Run a Scikit Learn Job
Here's the code for this specimen on Github
A job is an execution of code with a fixed start and end unlike a serving which is an endless process. With that clear, we will try to run a simple job using sklearn
. This is taken from the sklearn documentation and we extend it to connect to Relics which is used to store all the artifacts generated by the job.
Code
Let's start by creating a file main.py
and add code from here:
from nbox import operator
def bench_k_means(kmeans, name, data, labels):
"""Benchmark to evaluate the KMeans initialization methods.
Parameters
----------
kmeans : KMeans instance
A :class:`~sklearn.cluster.KMeans` instance with the initialization
already set.
name : str
Name given to the strategy. It will be used to show the results in a
table.
data : ndarray of shape (n_samples, n_features)
The data to cluster.
labels : ndarray of shape (n_samples,)
The labels used to compute the clustering metrics which requires some
supervision.
"""
...
@operator()
def benchmark(n_init = 5, save_to_relic: bool = False):
"""Benchmark to evaluate the KMeans initialization methods.
Parameters
----------
n_init : int, default=5
Number of time the k-means algorithm will be run with different
centroid seeds. The final results will be the best output of n_init
consecutive runs in terms of inertia.
save_to_relic : bool, default=False
Whether to save the benchmark results to Relic.
"""
...
Note that we want to run benchmark
function as job, it can take in a couple of arguments like n_init
which determines the number of times the k-means algorithm will be run with different centroid seeds. The final results will be the best output of n_init consecutive runs in terms of inertia.

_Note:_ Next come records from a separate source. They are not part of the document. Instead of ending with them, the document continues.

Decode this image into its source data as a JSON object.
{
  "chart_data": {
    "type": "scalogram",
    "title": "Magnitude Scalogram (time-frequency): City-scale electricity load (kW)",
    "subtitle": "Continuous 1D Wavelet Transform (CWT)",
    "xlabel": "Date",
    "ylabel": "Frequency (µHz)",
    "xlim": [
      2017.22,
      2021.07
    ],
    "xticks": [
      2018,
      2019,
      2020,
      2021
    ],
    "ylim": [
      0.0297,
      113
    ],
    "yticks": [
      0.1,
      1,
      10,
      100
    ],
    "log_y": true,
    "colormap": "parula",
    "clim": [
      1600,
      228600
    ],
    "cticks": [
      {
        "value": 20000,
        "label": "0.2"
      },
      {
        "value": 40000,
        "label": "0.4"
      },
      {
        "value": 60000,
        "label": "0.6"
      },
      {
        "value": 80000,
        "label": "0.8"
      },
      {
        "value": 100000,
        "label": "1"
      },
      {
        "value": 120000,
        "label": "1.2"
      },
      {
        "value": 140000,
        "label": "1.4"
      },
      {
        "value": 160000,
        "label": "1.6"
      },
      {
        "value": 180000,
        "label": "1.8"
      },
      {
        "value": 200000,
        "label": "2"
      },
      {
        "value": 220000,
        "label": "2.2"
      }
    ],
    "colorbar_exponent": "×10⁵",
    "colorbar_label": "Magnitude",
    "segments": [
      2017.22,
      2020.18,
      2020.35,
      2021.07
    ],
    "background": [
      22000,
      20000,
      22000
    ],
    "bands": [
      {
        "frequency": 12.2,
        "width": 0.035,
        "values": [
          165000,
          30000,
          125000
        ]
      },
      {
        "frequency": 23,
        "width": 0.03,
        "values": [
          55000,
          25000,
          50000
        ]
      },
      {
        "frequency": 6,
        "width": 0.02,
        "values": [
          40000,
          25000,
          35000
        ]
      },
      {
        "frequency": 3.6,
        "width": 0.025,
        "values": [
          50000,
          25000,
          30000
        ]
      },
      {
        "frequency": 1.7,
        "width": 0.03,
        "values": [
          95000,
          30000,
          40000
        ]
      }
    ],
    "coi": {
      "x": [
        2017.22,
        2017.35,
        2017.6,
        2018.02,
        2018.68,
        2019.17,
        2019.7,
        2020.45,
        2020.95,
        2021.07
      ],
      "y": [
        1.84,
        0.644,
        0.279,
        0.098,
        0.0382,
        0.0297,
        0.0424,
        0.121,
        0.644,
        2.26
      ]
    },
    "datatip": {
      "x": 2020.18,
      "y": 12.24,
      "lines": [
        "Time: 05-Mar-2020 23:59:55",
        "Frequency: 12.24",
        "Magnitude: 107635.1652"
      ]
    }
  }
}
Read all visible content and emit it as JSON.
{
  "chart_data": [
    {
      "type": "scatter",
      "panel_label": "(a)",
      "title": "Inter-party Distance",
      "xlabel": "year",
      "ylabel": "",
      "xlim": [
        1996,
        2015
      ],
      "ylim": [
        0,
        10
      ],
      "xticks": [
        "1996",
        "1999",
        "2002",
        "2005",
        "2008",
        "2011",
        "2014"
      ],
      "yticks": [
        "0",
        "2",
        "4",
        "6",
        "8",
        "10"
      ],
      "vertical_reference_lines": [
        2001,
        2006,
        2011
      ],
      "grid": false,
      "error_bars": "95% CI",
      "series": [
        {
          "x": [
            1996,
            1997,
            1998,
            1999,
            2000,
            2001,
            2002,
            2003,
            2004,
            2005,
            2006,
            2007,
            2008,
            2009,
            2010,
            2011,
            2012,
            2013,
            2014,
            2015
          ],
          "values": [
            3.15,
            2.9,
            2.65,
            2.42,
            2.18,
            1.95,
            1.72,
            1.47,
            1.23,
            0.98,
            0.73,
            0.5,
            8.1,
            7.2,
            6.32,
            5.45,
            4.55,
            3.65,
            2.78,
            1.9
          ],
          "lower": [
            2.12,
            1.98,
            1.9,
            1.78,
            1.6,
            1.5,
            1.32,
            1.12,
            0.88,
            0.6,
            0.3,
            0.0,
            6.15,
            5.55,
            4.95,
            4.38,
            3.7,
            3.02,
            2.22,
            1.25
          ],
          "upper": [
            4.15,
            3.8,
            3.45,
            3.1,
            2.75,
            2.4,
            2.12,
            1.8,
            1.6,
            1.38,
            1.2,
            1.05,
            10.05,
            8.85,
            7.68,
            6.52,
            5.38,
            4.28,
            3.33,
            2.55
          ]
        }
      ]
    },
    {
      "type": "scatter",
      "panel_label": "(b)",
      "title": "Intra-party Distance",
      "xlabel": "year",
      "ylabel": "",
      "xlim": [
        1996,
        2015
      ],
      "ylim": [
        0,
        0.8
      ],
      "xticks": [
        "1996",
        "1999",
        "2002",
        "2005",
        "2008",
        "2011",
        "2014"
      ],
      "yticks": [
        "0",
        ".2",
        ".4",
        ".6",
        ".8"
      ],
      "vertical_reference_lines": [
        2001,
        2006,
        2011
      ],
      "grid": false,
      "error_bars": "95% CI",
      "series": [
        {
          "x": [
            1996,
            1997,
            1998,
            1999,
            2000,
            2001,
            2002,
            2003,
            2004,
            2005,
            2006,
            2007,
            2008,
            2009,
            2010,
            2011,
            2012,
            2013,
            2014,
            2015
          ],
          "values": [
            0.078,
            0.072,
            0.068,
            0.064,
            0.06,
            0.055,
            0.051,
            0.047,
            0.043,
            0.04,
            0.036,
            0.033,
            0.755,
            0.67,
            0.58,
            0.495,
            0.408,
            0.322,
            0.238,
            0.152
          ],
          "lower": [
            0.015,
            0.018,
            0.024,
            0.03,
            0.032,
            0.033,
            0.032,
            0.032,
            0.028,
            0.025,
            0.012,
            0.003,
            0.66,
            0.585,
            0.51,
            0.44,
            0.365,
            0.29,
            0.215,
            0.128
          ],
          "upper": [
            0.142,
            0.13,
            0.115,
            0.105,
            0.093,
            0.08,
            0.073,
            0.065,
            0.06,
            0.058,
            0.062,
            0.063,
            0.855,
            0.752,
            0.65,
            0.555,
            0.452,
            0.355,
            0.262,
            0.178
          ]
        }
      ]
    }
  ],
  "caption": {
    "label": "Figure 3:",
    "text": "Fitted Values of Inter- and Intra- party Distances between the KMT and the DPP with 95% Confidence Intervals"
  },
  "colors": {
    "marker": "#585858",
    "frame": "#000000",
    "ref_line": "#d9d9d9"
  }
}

It also takes in another argument save_to_relic
which if passed as True
will save the matplotlib plot to Relics. We will see how to use Relics in the next section.
To deploy this job all we need to run is this single command on shell terminal or you can use the "Compute Fabric" strategy as well.
nbx jobs upload \
main:benchmark \
--id "<my_id>" \
--trigger
We have also ensure that you can pass arguments to the running function through CLI as well. So if you want to save the resulting image in the Relics, you can simply append --save_to_relic True
to the above command.
On the dashboard you will see logs that look like this:
[2023-01-24T07:10:15+0000] [INFO] [auth.py:136] Current workspace id: None (None)
[2023-01-24T07:10:16+0000] [INFO] [dist.py:49] Workspace Id: wnja9glc
[2023-01-24T07:10:16+0000] [INFO] [dist.py:61] Tag:
[2023-01-24T07:10:16+0000] [INFO] [dist.py:87] Looking for init.pkl at hxo6nga7/args_kwargs
# digits: 10; # samples: 1797; # features 64
__________________________________________________________________________________
init time inertia homo compl v-meas ARI AMI silhouette
k-means++ 0.637s 69662 0.680 0.719 0.699 0.570 0.695 0.175
random 0.145s 69707 0.675 0.716 0.694 0.560 0.691 0.167
PCA-based 0.107s 72686 0.636 0.658 0.647 0.521 0.643 0.147
[2023-01-24T07:10:20+0000] [INFO] [dist.py:104] Saving output to hxo6nga7/return
[2023-01-24T07:10:20+0000] [INFO] [dist.py:113] Job hxo6nga7 completed with status 7
Conclusion
In this demo we saw how you can run a job on the NimbleBox platform.